We’re at the top of the food chain, and, as such, we can feed on whatever we want. Years ago, I went to a restaurant in Manhattan that served blackened alligator. I gleefully ate it, even though no alligator has ever threatened me. Heck, I’ve eaten plenty of cows, pigs, and chickens, and they certainly don’t even pose the slightest threat to me. I figured that eating a predatory alligator was kind of a public service (and it provided a short breather for cows, pigs, and chickens). Actually, the alligator did taste like chicken though.

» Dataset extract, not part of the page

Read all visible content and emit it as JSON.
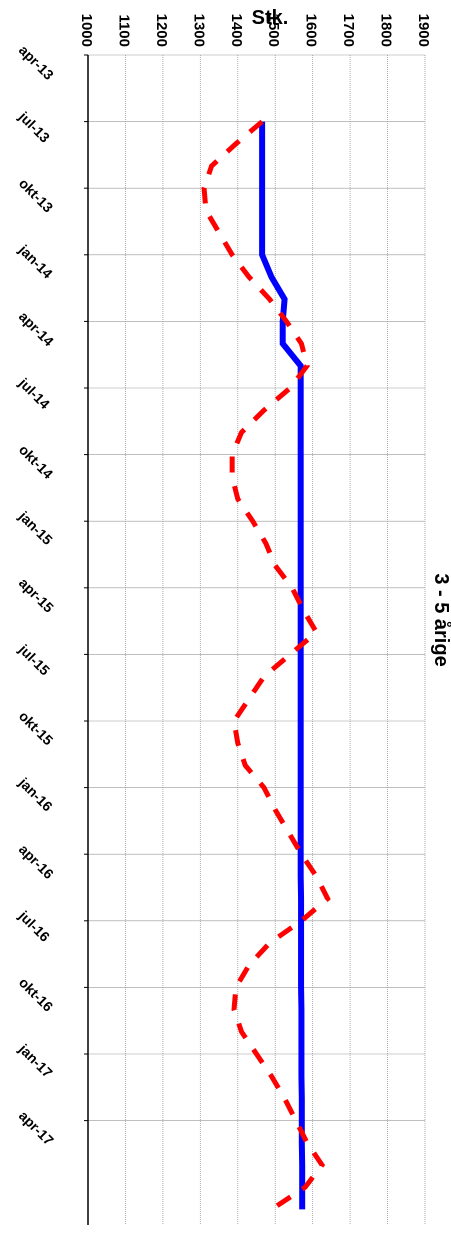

The point I’m trying to make is that killing for food is natural. Killing purely for the fun or luxury of it, is unnatural. Plus, maybe we should have a tiny bit more consideration for big predator animals, especially since we humans are the biggest predators on the planet. Call it “professional courtesy.”
The irony is that as much as we fear death by some big predatory animals, it’s really the tiny bugs that kill the greatest numbers of us. Millions of people in poverty-stricken areas get sick and die from bugs in the unhealthy water they drink. Tiny mosquitos infect great numbers of people with deadly malaria. Some tiny virus is currently killing a lot of Chinese people. We’ve got our weapons trained on species that look scary, instead of the really scary things. The only big predatory animal we really need to fear is ourselves. People kill more people than lions and tigers and bears and sharks combined. People kill thousands of people every year, and, unlike lions, tigers, bears, and sharks, it’s not because they are hungry. It’s because they are cruel.
Many hunters explain that even non-threatening animals need to be kept in check. Overpopulation of deer in an area can lead to fatal car accidents when they wander on the road. So, instead of giving the deer more land to roam, we thin the herd. Maybe things like the Coronavirus are just nature’s way of thinning the herd of the most dangerous beasts on the planet, us.
Peace & Love, and all of the above,
2 thoughts on “The Search for Intelligent Life”
Interesting essay with some deep thinking that I did not expect from The Pearl.
Your points make sense to me. Bravo!